Always run long jobs in the background with a "nice" value of 19:

    nice -19 command <input >output &       # with sh, bash
    nice +19 command <input >output &       # csh, tcsh

The nice command minimises the effect of your job on other logged on users who need a good interactive response for editing etc. Use the appropriate form of the command for the shell which you use. (The default shell in Maths is bash). If you start a job and it runs longer than you expect you can alter its nice value with the renice command man renice), for example:

    ps -ef | grep program_name # to find the PID of the job/process
    renice +19 -p ${PID}

The NI column in the top and htop command shows the nice value of the processes, which must be 19 for long jobs. You can also renice your own processes from within these commands. In htop you can click on a process and press F8 to increase its niceness. In top press "r" for renice, you'll be prompted for the process-id, enter this, press enter/return and then enter the renice value i.e. 19.

Memory and swapping

You should always be aware of your program's approximate memory requirements, the total amount of memory available on the computer, and how much memory is being used by other users.

Linux and UNIX operating systems provides "virtual memory" for executing processes using a combination of real memory (RAM) and "swap space" on disk. Our computers typically have 8GB of swap space regardless of the amount of real memory (at the date of writing this is 16GB for new desktops).

The htop command tells you how much memory each process is using. SIZE is the total size of the process in kilobytes: the amount of swap space allocated to the process on the swap disk. RES is the resident size of the process in kilobytes: an estimate of the amount of real memory currently needed by the process. RES is the size of the process' "working set": the code and data which is being accessed frequently. Little-used data and code (e.g. initialisation code) will soon get swapped out to disk and not be included in the RES figure.

The total amount of virtual memory required by all the processes running in the computer is often greater than the amount of real memory, and the operating system has to move "pages" of memory to and from disk as different processes become active. (A process cannot be executed when essential pages of memory are swapped out to the disk).
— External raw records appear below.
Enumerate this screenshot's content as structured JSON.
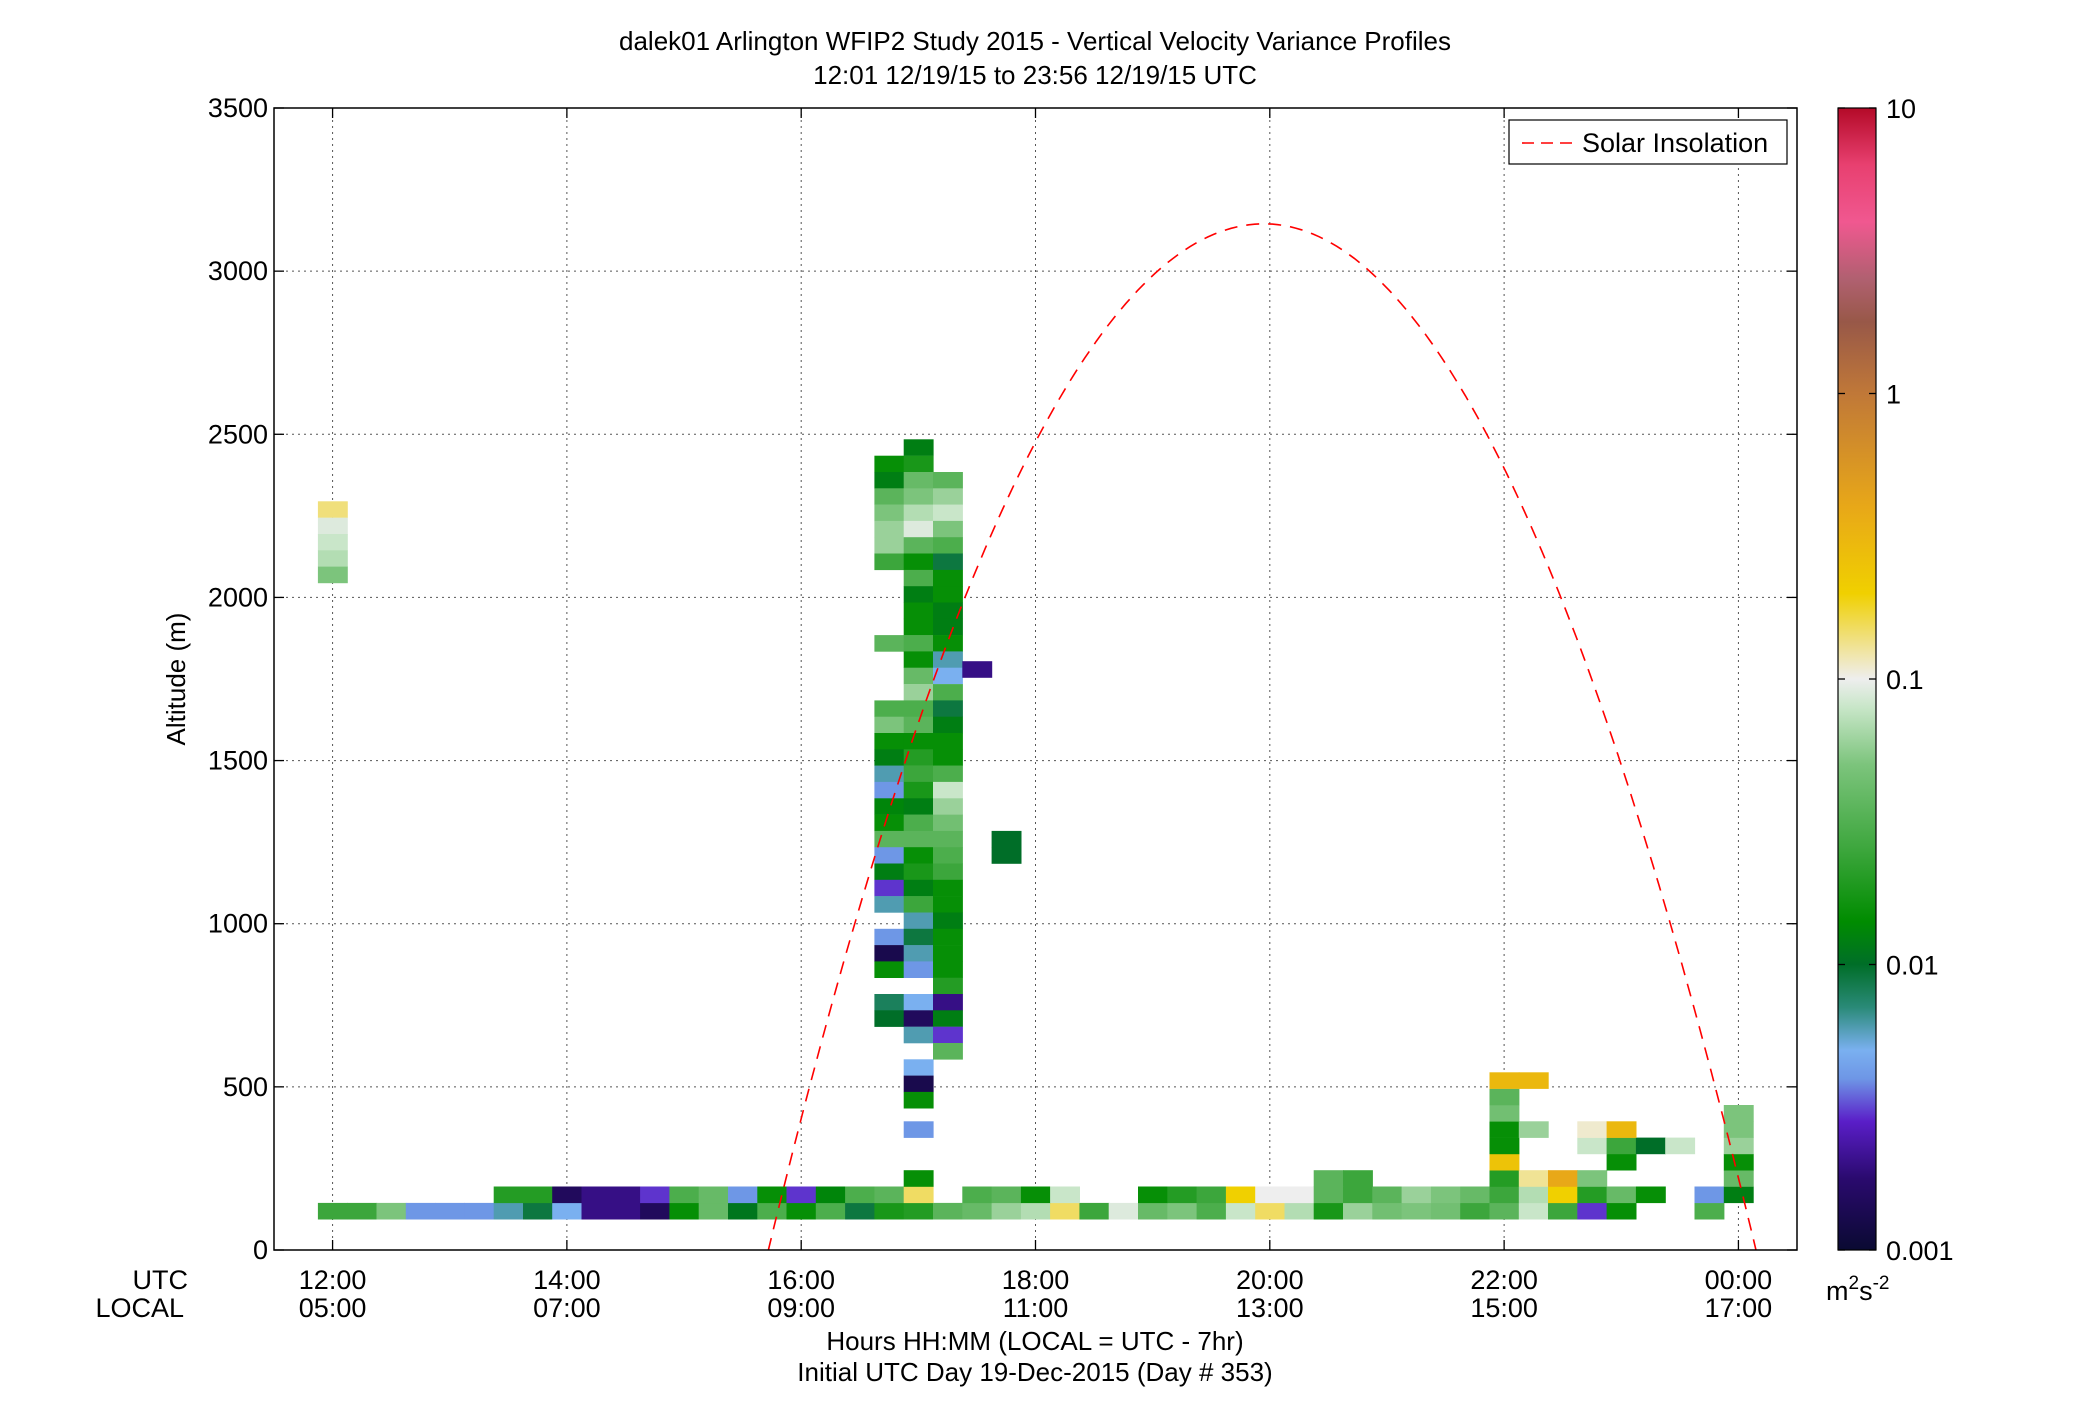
{
  "chart_data": {
    "type": "heatmap",
    "title": "dalek01 Arlington WFIP2 Study 2015 - Vertical Velocity Variance Profiles",
    "subtitle": "12:01 12/19/15 to 23:56 12/19/15  UTC",
    "ylabel": "Altitude (m)",
    "xlabel": "Hours HH:MM  (LOCAL = UTC - 7hr)",
    "xlabel2": "Initial UTC Day 19-Dec-2015 (Day # 353)",
    "x_row_labels": [
      "UTC",
      "LOCAL"
    ],
    "x_hours_range": [
      11.5,
      24.5
    ],
    "ylim": [
      0,
      3500
    ],
    "grid": true,
    "y_ticks": [
      0,
      500,
      1000,
      1500,
      2000,
      2500,
      3000,
      3500
    ],
    "x_ticks": [
      {
        "hour": 12,
        "utc": "12:00",
        "local": "05:00"
      },
      {
        "hour": 14,
        "utc": "14:00",
        "local": "07:00"
      },
      {
        "hour": 16,
        "utc": "16:00",
        "local": "09:00"
      },
      {
        "hour": 18,
        "utc": "18:00",
        "local": "11:00"
      },
      {
        "hour": 20,
        "utc": "20:00",
        "local": "13:00"
      },
      {
        "hour": 22,
        "utc": "22:00",
        "local": "15:00"
      },
      {
        "hour": 24,
        "utc": "00:00",
        "local": "17:00"
      }
    ],
    "colorbar": {
      "scale": "log",
      "range": [
        0.001,
        10
      ],
      "tick_labels": [
        "0.001",
        "0.01",
        "0.1",
        "1",
        "10"
      ],
      "unit_base": "m",
      "unit_sup1": "2",
      "unit_mid": "s",
      "unit_sup2": "-2"
    },
    "legend": {
      "label": "Solar Insolation",
      "placement": "top-right",
      "color": "#ff0000",
      "style": "dashed"
    },
    "solar_insolation_curve": {
      "start_hour": 15.72,
      "peak_hour": 19.95,
      "peak_altitude": 3145,
      "end_hour": 24.15
    },
    "cell_height_m": 50,
    "cells": [
      {
        "h": 12.0,
        "a": 2270,
        "v": 0.14
      },
      {
        "h": 12.0,
        "a": 2220,
        "v": 0.09
      },
      {
        "h": 12.0,
        "a": 2170,
        "v": 0.08
      },
      {
        "h": 12.0,
        "a": 2120,
        "v": 0.07
      },
      {
        "h": 12.0,
        "a": 2070,
        "v": 0.05
      },
      {
        "h": 12.0,
        "a": 120,
        "v": 0.025
      },
      {
        "h": 12.25,
        "a": 120,
        "v": 0.025
      },
      {
        "h": 12.5,
        "a": 120,
        "v": 0.05
      },
      {
        "h": 12.75,
        "a": 120,
        "v": 0.004
      },
      {
        "h": 13.0,
        "a": 120,
        "v": 0.004
      },
      {
        "h": 13.25,
        "a": 120,
        "v": 0.004
      },
      {
        "h": 13.5,
        "a": 120,
        "v": 0.006
      },
      {
        "h": 13.75,
        "a": 120,
        "v": 0.009
      },
      {
        "h": 14.0,
        "a": 120,
        "v": 0.005
      },
      {
        "h": 14.25,
        "a": 120,
        "v": 0.002
      },
      {
        "h": 14.5,
        "a": 120,
        "v": 0.002
      },
      {
        "h": 14.75,
        "a": 120,
        "v": 0.0015
      },
      {
        "h": 15.0,
        "a": 120,
        "v": 0.015
      },
      {
        "h": 15.25,
        "a": 120,
        "v": 0.04
      },
      {
        "h": 15.5,
        "a": 120,
        "v": 0.011
      },
      {
        "h": 15.75,
        "a": 120,
        "v": 0.03
      },
      {
        "h": 16.0,
        "a": 120,
        "v": 0.015
      },
      {
        "h": 16.25,
        "a": 120,
        "v": 0.03
      },
      {
        "h": 16.5,
        "a": 120,
        "v": 0.009
      },
      {
        "h": 16.75,
        "a": 120,
        "v": 0.018
      },
      {
        "h": 17.0,
        "a": 120,
        "v": 0.02
      },
      {
        "h": 17.25,
        "a": 120,
        "v": 0.035
      },
      {
        "h": 17.5,
        "a": 120,
        "v": 0.04
      },
      {
        "h": 17.75,
        "a": 120,
        "v": 0.06
      },
      {
        "h": 18.0,
        "a": 120,
        "v": 0.07
      },
      {
        "h": 18.25,
        "a": 120,
        "v": 0.15
      },
      {
        "h": 18.5,
        "a": 120,
        "v": 0.025
      },
      {
        "h": 18.75,
        "a": 120,
        "v": 0.09
      },
      {
        "h": 19.0,
        "a": 120,
        "v": 0.04
      },
      {
        "h": 19.25,
        "a": 120,
        "v": 0.05
      },
      {
        "h": 19.5,
        "a": 120,
        "v": 0.03
      },
      {
        "h": 19.75,
        "a": 120,
        "v": 0.08
      },
      {
        "h": 20.0,
        "a": 120,
        "v": 0.15
      },
      {
        "h": 20.25,
        "a": 120,
        "v": 0.07
      },
      {
        "h": 20.5,
        "a": 120,
        "v": 0.018
      },
      {
        "h": 20.75,
        "a": 120,
        "v": 0.06
      },
      {
        "h": 21.0,
        "a": 120,
        "v": 0.045
      },
      {
        "h": 21.25,
        "a": 120,
        "v": 0.05
      },
      {
        "h": 21.5,
        "a": 120,
        "v": 0.045
      },
      {
        "h": 21.75,
        "a": 120,
        "v": 0.025
      },
      {
        "h": 22.0,
        "a": 120,
        "v": 0.035
      },
      {
        "h": 22.25,
        "a": 120,
        "v": 0.08
      },
      {
        "h": 22.5,
        "a": 120,
        "v": 0.025
      },
      {
        "h": 22.75,
        "a": 120,
        "v": 0.003
      },
      {
        "h": 23.0,
        "a": 120,
        "v": 0.015
      },
      {
        "h": 23.75,
        "a": 120,
        "v": 0.03
      },
      {
        "h": 13.5,
        "a": 170,
        "v": 0.02
      },
      {
        "h": 13.75,
        "a": 170,
        "v": 0.02
      },
      {
        "h": 14.0,
        "a": 170,
        "v": 0.0015
      },
      {
        "h": 14.25,
        "a": 170,
        "v": 0.002
      },
      {
        "h": 14.5,
        "a": 170,
        "v": 0.002
      },
      {
        "h": 14.75,
        "a": 170,
        "v": 0.003
      },
      {
        "h": 15.0,
        "a": 170,
        "v": 0.03
      },
      {
        "h": 15.25,
        "a": 170,
        "v": 0.04
      },
      {
        "h": 15.5,
        "a": 170,
        "v": 0.004
      },
      {
        "h": 15.75,
        "a": 170,
        "v": 0.015
      },
      {
        "h": 16.0,
        "a": 170,
        "v": 0.003
      },
      {
        "h": 16.25,
        "a": 170,
        "v": 0.013
      },
      {
        "h": 16.5,
        "a": 170,
        "v": 0.03
      },
      {
        "h": 16.75,
        "a": 170,
        "v": 0.035
      },
      {
        "h": 17.0,
        "a": 170,
        "v": 0.15
      },
      {
        "h": 17.5,
        "a": 170,
        "v": 0.03
      },
      {
        "h": 17.75,
        "a": 170,
        "v": 0.035
      },
      {
        "h": 18.0,
        "a": 170,
        "v": 0.015
      },
      {
        "h": 18.25,
        "a": 170,
        "v": 0.08
      },
      {
        "h": 19.0,
        "a": 170,
        "v": 0.015
      },
      {
        "h": 19.25,
        "a": 170,
        "v": 0.02
      },
      {
        "h": 19.5,
        "a": 170,
        "v": 0.025
      },
      {
        "h": 19.75,
        "a": 170,
        "v": 0.2
      },
      {
        "h": 20.0,
        "a": 170,
        "v": 0.1
      },
      {
        "h": 20.25,
        "a": 170,
        "v": 0.1
      },
      {
        "h": 20.5,
        "a": 170,
        "v": 0.035
      },
      {
        "h": 20.75,
        "a": 170,
        "v": 0.025
      },
      {
        "h": 21.0,
        "a": 170,
        "v": 0.035
      },
      {
        "h": 21.25,
        "a": 170,
        "v": 0.06
      },
      {
        "h": 21.5,
        "a": 170,
        "v": 0.05
      },
      {
        "h": 21.75,
        "a": 170,
        "v": 0.04
      },
      {
        "h": 22.0,
        "a": 170,
        "v": 0.025
      },
      {
        "h": 22.25,
        "a": 170,
        "v": 0.07
      },
      {
        "h": 22.5,
        "a": 170,
        "v": 0.2
      },
      {
        "h": 22.75,
        "a": 170,
        "v": 0.02
      },
      {
        "h": 23.0,
        "a": 170,
        "v": 0.04
      },
      {
        "h": 23.25,
        "a": 170,
        "v": 0.015
      },
      {
        "h": 23.75,
        "a": 170,
        "v": 0.004
      },
      {
        "h": 24.0,
        "a": 170,
        "v": 0.012
      },
      {
        "h": 17.0,
        "a": 220,
        "v": 0.015
      },
      {
        "h": 20.5,
        "a": 220,
        "v": 0.035
      },
      {
        "h": 20.75,
        "a": 220,
        "v": 0.025
      },
      {
        "h": 22.0,
        "a": 220,
        "v": 0.02
      },
      {
        "h": 22.25,
        "a": 220,
        "v": 0.13
      },
      {
        "h": 22.5,
        "a": 220,
        "v": 0.4
      },
      {
        "h": 22.75,
        "a": 220,
        "v": 0.05
      },
      {
        "h": 24.0,
        "a": 220,
        "v": 0.04
      },
      {
        "h": 22.0,
        "a": 270,
        "v": 0.25
      },
      {
        "h": 23.0,
        "a": 270,
        "v": 0.015
      },
      {
        "h": 24.0,
        "a": 270,
        "v": 0.015
      },
      {
        "h": 22.0,
        "a": 320,
        "v": 0.015
      },
      {
        "h": 22.75,
        "a": 320,
        "v": 0.08
      },
      {
        "h": 23.0,
        "a": 320,
        "v": 0.025
      },
      {
        "h": 23.25,
        "a": 320,
        "v": 0.01
      },
      {
        "h": 23.5,
        "a": 320,
        "v": 0.08
      },
      {
        "h": 24.0,
        "a": 320,
        "v": 0.06
      },
      {
        "h": 22.0,
        "a": 370,
        "v": 0.015
      },
      {
        "h": 22.25,
        "a": 370,
        "v": 0.06
      },
      {
        "h": 22.75,
        "a": 370,
        "v": 0.11
      },
      {
        "h": 23.0,
        "a": 370,
        "v": 0.3
      },
      {
        "h": 24.0,
        "a": 370,
        "v": 0.05
      },
      {
        "h": 22.0,
        "a": 420,
        "v": 0.045
      },
      {
        "h": 24.0,
        "a": 420,
        "v": 0.05
      },
      {
        "h": 22.0,
        "a": 470,
        "v": 0.035
      },
      {
        "h": 22.0,
        "a": 520,
        "v": 0.3
      },
      {
        "h": 22.25,
        "a": 520,
        "v": 0.3
      },
      {
        "h": 16.75,
        "a": 2410,
        "v": 0.015
      },
      {
        "h": 16.75,
        "a": 2360,
        "v": 0.012
      },
      {
        "h": 16.75,
        "a": 2310,
        "v": 0.035
      },
      {
        "h": 16.75,
        "a": 2260,
        "v": 0.05
      },
      {
        "h": 16.75,
        "a": 2210,
        "v": 0.06
      },
      {
        "h": 16.75,
        "a": 2160,
        "v": 0.06
      },
      {
        "h": 16.75,
        "a": 2110,
        "v": 0.025
      },
      {
        "h": 16.75,
        "a": 1860,
        "v": 0.035
      },
      {
        "h": 16.75,
        "a": 1660,
        "v": 0.03
      },
      {
        "h": 16.75,
        "a": 1610,
        "v": 0.05
      },
      {
        "h": 16.75,
        "a": 1560,
        "v": 0.015
      },
      {
        "h": 16.75,
        "a": 1510,
        "v": 0.012
      },
      {
        "h": 16.75,
        "a": 1460,
        "v": 0.006
      },
      {
        "h": 16.75,
        "a": 1410,
        "v": 0.004
      },
      {
        "h": 16.75,
        "a": 1360,
        "v": 0.013
      },
      {
        "h": 16.75,
        "a": 1310,
        "v": 0.015
      },
      {
        "h": 16.75,
        "a": 1260,
        "v": 0.035
      },
      {
        "h": 16.75,
        "a": 1210,
        "v": 0.004
      },
      {
        "h": 16.75,
        "a": 1160,
        "v": 0.012
      },
      {
        "h": 16.75,
        "a": 1110,
        "v": 0.003
      },
      {
        "h": 16.75,
        "a": 1060,
        "v": 0.006
      },
      {
        "h": 16.75,
        "a": 960,
        "v": 0.004
      },
      {
        "h": 16.75,
        "a": 910,
        "v": 0.0013
      },
      {
        "h": 16.75,
        "a": 860,
        "v": 0.015
      },
      {
        "h": 16.75,
        "a": 760,
        "v": 0.008
      },
      {
        "h": 16.75,
        "a": 710,
        "v": 0.01
      },
      {
        "h": 17.0,
        "a": 2460,
        "v": 0.012
      },
      {
        "h": 17.0,
        "a": 2410,
        "v": 0.018
      },
      {
        "h": 17.0,
        "a": 2360,
        "v": 0.04
      },
      {
        "h": 17.0,
        "a": 2310,
        "v": 0.05
      },
      {
        "h": 17.0,
        "a": 2260,
        "v": 0.07
      },
      {
        "h": 17.0,
        "a": 2210,
        "v": 0.09
      },
      {
        "h": 17.0,
        "a": 2160,
        "v": 0.035
      },
      {
        "h": 17.0,
        "a": 2110,
        "v": 0.015
      },
      {
        "h": 17.0,
        "a": 2060,
        "v": 0.03
      },
      {
        "h": 17.0,
        "a": 2010,
        "v": 0.012
      },
      {
        "h": 17.0,
        "a": 1960,
        "v": 0.015
      },
      {
        "h": 17.0,
        "a": 1910,
        "v": 0.015
      },
      {
        "h": 17.0,
        "a": 1860,
        "v": 0.03
      },
      {
        "h": 17.0,
        "a": 1810,
        "v": 0.015
      },
      {
        "h": 17.0,
        "a": 1760,
        "v": 0.04
      },
      {
        "h": 17.0,
        "a": 1710,
        "v": 0.06
      },
      {
        "h": 17.0,
        "a": 1660,
        "v": 0.03
      },
      {
        "h": 17.0,
        "a": 1610,
        "v": 0.035
      },
      {
        "h": 17.0,
        "a": 1560,
        "v": 0.015
      },
      {
        "h": 17.0,
        "a": 1510,
        "v": 0.02
      },
      {
        "h": 17.0,
        "a": 1460,
        "v": 0.025
      },
      {
        "h": 17.0,
        "a": 1410,
        "v": 0.018
      },
      {
        "h": 17.0,
        "a": 1360,
        "v": 0.012
      },
      {
        "h": 17.0,
        "a": 1310,
        "v": 0.03
      },
      {
        "h": 17.0,
        "a": 1260,
        "v": 0.035
      },
      {
        "h": 17.0,
        "a": 1210,
        "v": 0.015
      },
      {
        "h": 17.0,
        "a": 1160,
        "v": 0.018
      },
      {
        "h": 17.0,
        "a": 1110,
        "v": 0.012
      },
      {
        "h": 17.0,
        "a": 1060,
        "v": 0.025
      },
      {
        "h": 17.0,
        "a": 1010,
        "v": 0.006
      },
      {
        "h": 17.0,
        "a": 960,
        "v": 0.009
      },
      {
        "h": 17.0,
        "a": 910,
        "v": 0.006
      },
      {
        "h": 17.0,
        "a": 860,
        "v": 0.004
      },
      {
        "h": 17.0,
        "a": 760,
        "v": 0.005
      },
      {
        "h": 17.0,
        "a": 710,
        "v": 0.0015
      },
      {
        "h": 17.0,
        "a": 660,
        "v": 0.006
      },
      {
        "h": 17.0,
        "a": 560,
        "v": 0.005
      },
      {
        "h": 17.0,
        "a": 510,
        "v": 0.0013
      },
      {
        "h": 17.0,
        "a": 460,
        "v": 0.015
      },
      {
        "h": 17.0,
        "a": 370,
        "v": 0.004
      },
      {
        "h": 17.25,
        "a": 2360,
        "v": 0.035
      },
      {
        "h": 17.25,
        "a": 2310,
        "v": 0.06
      },
      {
        "h": 17.25,
        "a": 2260,
        "v": 0.08
      },
      {
        "h": 17.25,
        "a": 2210,
        "v": 0.05
      },
      {
        "h": 17.25,
        "a": 2160,
        "v": 0.03
      },
      {
        "h": 17.25,
        "a": 2110,
        "v": 0.009
      },
      {
        "h": 17.25,
        "a": 2060,
        "v": 0.015
      },
      {
        "h": 17.25,
        "a": 2010,
        "v": 0.015
      },
      {
        "h": 17.25,
        "a": 1960,
        "v": 0.012
      },
      {
        "h": 17.25,
        "a": 1910,
        "v": 0.012
      },
      {
        "h": 17.25,
        "a": 1860,
        "v": 0.015
      },
      {
        "h": 17.25,
        "a": 1810,
        "v": 0.006
      },
      {
        "h": 17.25,
        "a": 1760,
        "v": 0.005
      },
      {
        "h": 17.25,
        "a": 1710,
        "v": 0.03
      },
      {
        "h": 17.25,
        "a": 1660,
        "v": 0.009
      },
      {
        "h": 17.25,
        "a": 1610,
        "v": 0.012
      },
      {
        "h": 17.25,
        "a": 1560,
        "v": 0.015
      },
      {
        "h": 17.25,
        "a": 1510,
        "v": 0.015
      },
      {
        "h": 17.25,
        "a": 1460,
        "v": 0.03
      },
      {
        "h": 17.25,
        "a": 1410,
        "v": 0.08
      },
      {
        "h": 17.25,
        "a": 1360,
        "v": 0.06
      },
      {
        "h": 17.25,
        "a": 1310,
        "v": 0.045
      },
      {
        "h": 17.25,
        "a": 1260,
        "v": 0.035
      },
      {
        "h": 17.25,
        "a": 1210,
        "v": 0.03
      },
      {
        "h": 17.25,
        "a": 1160,
        "v": 0.025
      },
      {
        "h": 17.25,
        "a": 1110,
        "v": 0.015
      },
      {
        "h": 17.25,
        "a": 1060,
        "v": 0.015
      },
      {
        "h": 17.25,
        "a": 1010,
        "v": 0.012
      },
      {
        "h": 17.25,
        "a": 960,
        "v": 0.015
      },
      {
        "h": 17.25,
        "a": 910,
        "v": 0.015
      },
      {
        "h": 17.25,
        "a": 860,
        "v": 0.015
      },
      {
        "h": 17.25,
        "a": 810,
        "v": 0.02
      },
      {
        "h": 17.25,
        "a": 760,
        "v": 0.002
      },
      {
        "h": 17.25,
        "a": 710,
        "v": 0.012
      },
      {
        "h": 17.25,
        "a": 660,
        "v": 0.003
      },
      {
        "h": 17.25,
        "a": 610,
        "v": 0.035
      },
      {
        "h": 17.5,
        "a": 1780,
        "v": 0.002
      },
      {
        "h": 17.75,
        "a": 1260,
        "v": 0.01
      },
      {
        "h": 17.75,
        "a": 1210,
        "v": 0.01
      }
    ]
  }
}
In normal operations the system can select unused or seldom used pages of memory as candidates for swapping and the computer works at maximum efficiency. When the total amount of resident memory needed by active processes exceeds the amount of available real memory, the computer will "page" to disk excessively and give a much reduced overall performance.

This will often make the computer unusable by other logged-on users, and lead to greatly increased elapsed time to completion of all jobs running on the computer. Users should always check that their jobs do not require more resident working set memory than is available on the computer, and if necessary use a computer with more memory.

The free command will display the total amount of physical memory and swap space for the system. The used swap space should be kept close to zero. Ideally 1GB of memory should be left free for the console user, however it is quite normal for the free memory reported to be very low since the system will often use any otherwise unused memory for buffering files.

It is generally obvious when a computer is swapping too much:

  • It runs very slowly
  • The console user may see or hear excessive disk activity
  • The use of swap space goes up
  • The load average goes up

The vmstat command can be used to display the computer's paging activity (si, so) in Kbytes/s. The computer will become overloaded if paging rates exceed typically several Mbyte/s.

I/O

A job which does very large amounts of I/O may be inappropriate for running on a machine that someone is using as a console: Linux's handling of I/O is still far from ideal. The usual rule applies - if the job is slowing the computer down for the console user, it is inappropriate.

The iostat command will allow you to see the i/o traffic to and from local devices such as scratch space - however it will not report activity to network-mounted file systems such as your home directory or store space.